With nine wines sampled, it was a wine lover’s night to remember. Five Ventana Vineyards wines accompanied the five-course dinner, plus the grapes of honor: the 2006 and 2007 Le Mistral vintages, and the 2008 barrel sample. McIntyre’s L’Homme Qui Ris, a champagne-style sparkling wine, was also a well-crafted delight.
The caterer, Outstanding in the Field, hails from Santa Cruz, but its staff executes meals nationwide, traveling by tour bus. They serve primarily outdoors on farms and beaches, in gardens and greenhouses. These visionaries source locally and forgo efficiency to find small local growers and specialty producers who fit with their mission of enlightening diners about their community’s foods.

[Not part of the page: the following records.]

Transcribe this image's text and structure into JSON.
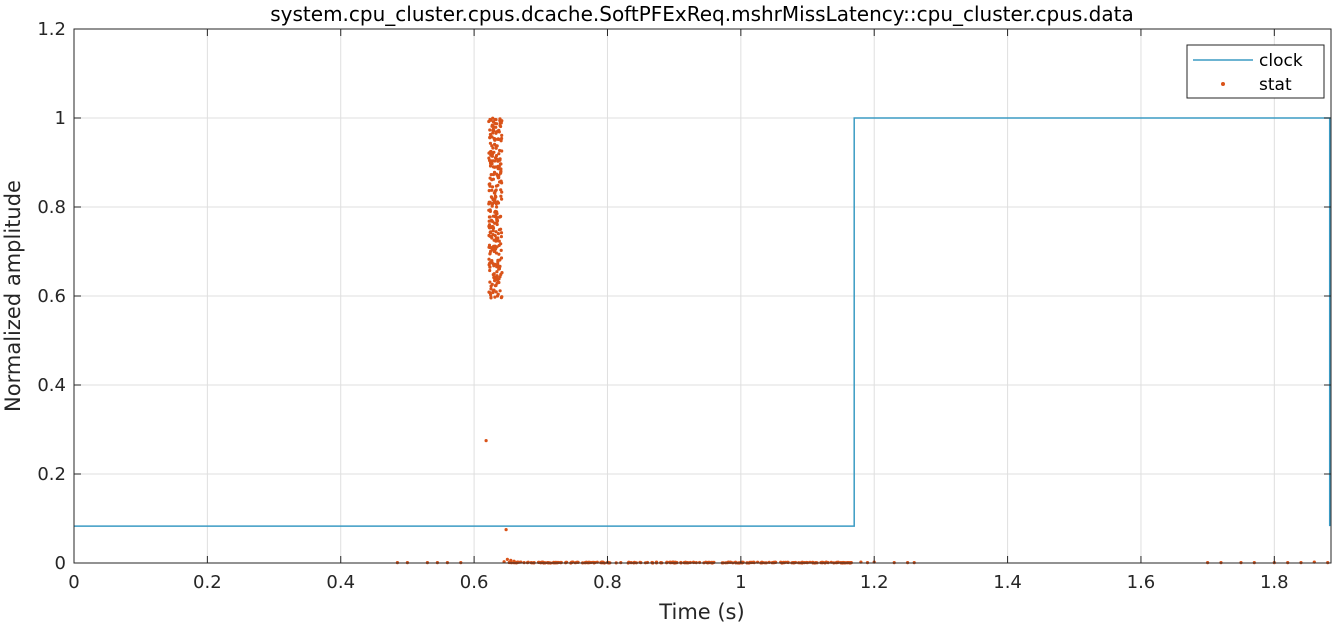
{
  "chart_data": {
    "type": "line",
    "title": "system.cpu_cluster.cpus.dcache.SoftPFExReq.mshrMissLatency::cpu_cluster.cpus.data",
    "xlabel": "Time (s)",
    "ylabel": "Normalized amplitude",
    "xlim": [
      0,
      1.885
    ],
    "ylim": [
      0,
      1.2
    ],
    "xticks": [
      0,
      0.2,
      0.4,
      0.6,
      0.8,
      1,
      1.2,
      1.4,
      1.6,
      1.8
    ],
    "xtick_labels": [
      "0",
      "0.2",
      "0.4",
      "0.6",
      "0.8",
      "1",
      "1.2",
      "1.4",
      "1.6",
      "1.8"
    ],
    "yticks": [
      0,
      0.2,
      0.4,
      0.6,
      0.8,
      1,
      1.2
    ],
    "ytick_labels": [
      "0",
      "0.2",
      "0.4",
      "0.6",
      "0.8",
      "1",
      "1.2"
    ],
    "grid": true,
    "legend_position": "top-right",
    "series": [
      {
        "name": "clock",
        "style": "step-line",
        "color": "#3b9bc4",
        "x": [
          0,
          1.17,
          1.17,
          1.883,
          1.883
        ],
        "y": [
          0.083,
          0.083,
          1.0,
          1.0,
          0.083
        ]
      },
      {
        "name": "stat",
        "style": "markers",
        "color": "#d95319",
        "x": [
          0.618,
          0.648,
          0.485,
          0.5,
          0.53,
          0.545,
          0.56,
          0.58,
          0.645,
          0.65,
          0.655,
          0.66,
          0.665,
          0.67,
          0.675,
          0.68,
          0.69,
          0.7,
          0.71,
          0.72,
          0.73,
          0.77,
          0.78,
          0.79,
          0.8,
          0.82,
          0.85,
          0.88,
          0.9,
          0.92,
          0.95,
          0.98,
          1.0,
          1.02,
          1.05,
          1.08,
          1.1,
          1.12,
          1.15,
          1.165,
          1.18,
          1.19,
          1.2,
          1.23,
          1.25,
          1.26,
          1.7,
          1.72,
          1.75,
          1.77,
          1.8,
          1.82,
          1.84,
          1.86,
          1.88
        ],
        "y": [
          0.275,
          0.075,
          0.001,
          0.001,
          0.001,
          0.001,
          0.001,
          0.001,
          0.003,
          0.008,
          0.006,
          0.004,
          0.002,
          0.002,
          0.001,
          0.001,
          0.001,
          0.001,
          0.001,
          0.001,
          0.001,
          0.001,
          0.001,
          0.001,
          0.001,
          0.001,
          0.001,
          0.001,
          0.001,
          0.001,
          0.001,
          0.001,
          0.001,
          0.001,
          0.001,
          0.001,
          0.001,
          0.001,
          0.001,
          0.001,
          0.002,
          0.001,
          0.002,
          0.001,
          0.001,
          0.001,
          0.001,
          0.001,
          0.001,
          0.001,
          0.001,
          0.001,
          0.001,
          0.002,
          0.001
        ],
        "cluster": {
          "x_range": [
            0.622,
            0.642
          ],
          "y_range": [
            0.595,
            1.0
          ],
          "count": 300,
          "note_values_estimated": true
        }
      }
    ]
  }
}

It’s a beautiful thing to break bread with the guy who grew the elephant garlic, the couple who made the olive oil, and the man who killed the wild sow with just a knife – in keeping with the sustainability protocol at Le Mistral Vineyard, both firearms and wild animals are forbidden. This brash little piggy dug past the hog wire, only to be cornered by five dogs and a gentle farmer hell-bent on protecting his crop. Food doesn’t get more local than that.

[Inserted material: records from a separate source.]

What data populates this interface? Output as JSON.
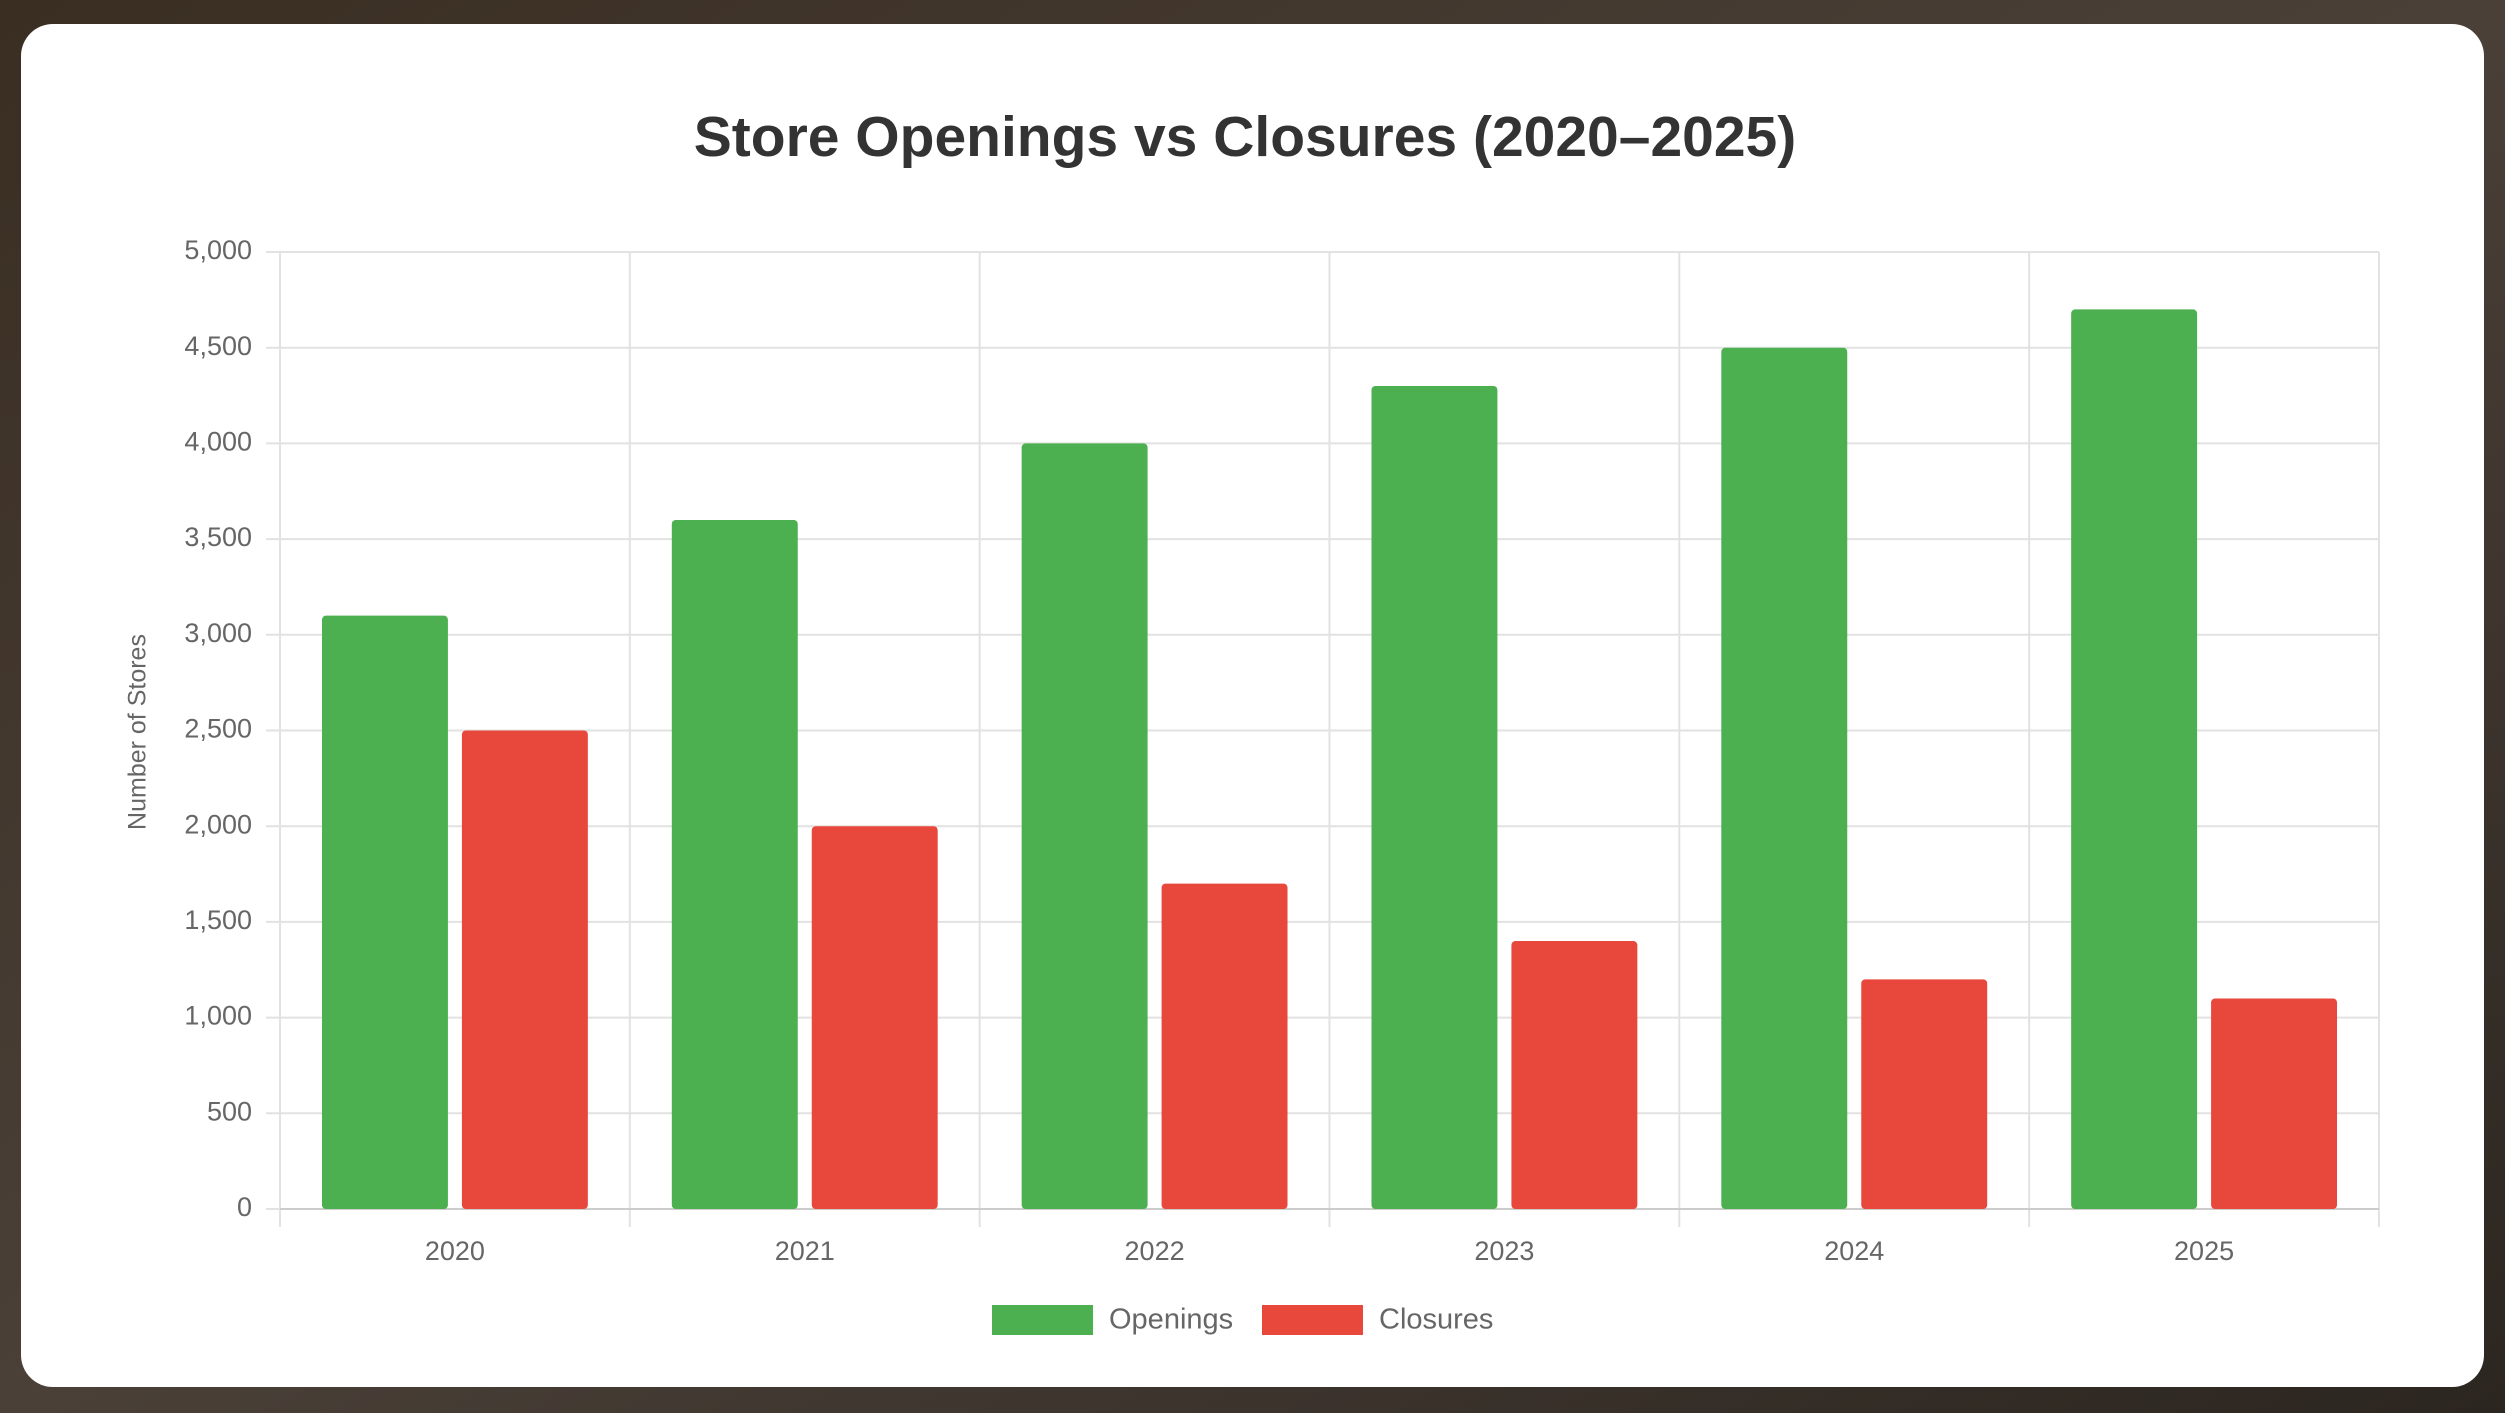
{
  "chart_data": {
    "type": "bar",
    "title": "Store Openings vs Closures (2020–2025)",
    "y_label": "Number of Stores",
    "categories": [
      "2020",
      "2021",
      "2022",
      "2023",
      "2024",
      "2025"
    ],
    "series": [
      {
        "name": "Openings",
        "color": "#4caf50",
        "values": [
          3100,
          3600,
          4000,
          4300,
          4500,
          4700
        ]
      },
      {
        "name": "Closures",
        "color": "#e8473c",
        "values": [
          2500,
          2000,
          1700,
          1400,
          1200,
          1100
        ]
      }
    ],
    "ylim": [
      0,
      5000
    ],
    "yticks": [
      0,
      500,
      {
        "value": 1000,
        "label": "1,000"
      },
      {
        "value": 1500,
        "label": "1,500"
      },
      {
        "value": 2000,
        "label": "2,000"
      },
      {
        "value": 2500,
        "label": "2,500"
      },
      {
        "value": 3000,
        "label": "3,000"
      },
      {
        "value": 3500,
        "label": "3,500"
      },
      {
        "value": 4000,
        "label": "4,000"
      },
      {
        "value": 4500,
        "label": "4,500"
      },
      {
        "value": 5000,
        "label": "5,000"
      }
    ],
    "grid": true
  }
}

The medium to full-bodied 2006 Le Mistral comes with notable accolades topped by 92 points from Wine Spectator. This deep-colored wine, complex in both aroma and flavor, features concentrated flavors of fruit and earth, and a bit of pepper, herb and spice held together by fine tannins and a long finish. The 2007 is more rustic, as expected for a wine one year younger, yet was unanimously preferred among those seated near me. Both cost $45, or $36 for wine club members. The 2007 is available for members now and for general release in late winter. Recommended pairing: a dark, pink sunset.
On the bus ride home, the transformation was remarkable. Gone were the polite guests of our departure. The party roiled on, with joking and storytelling, laughter and wine. Your chance will come if you are patient – next year.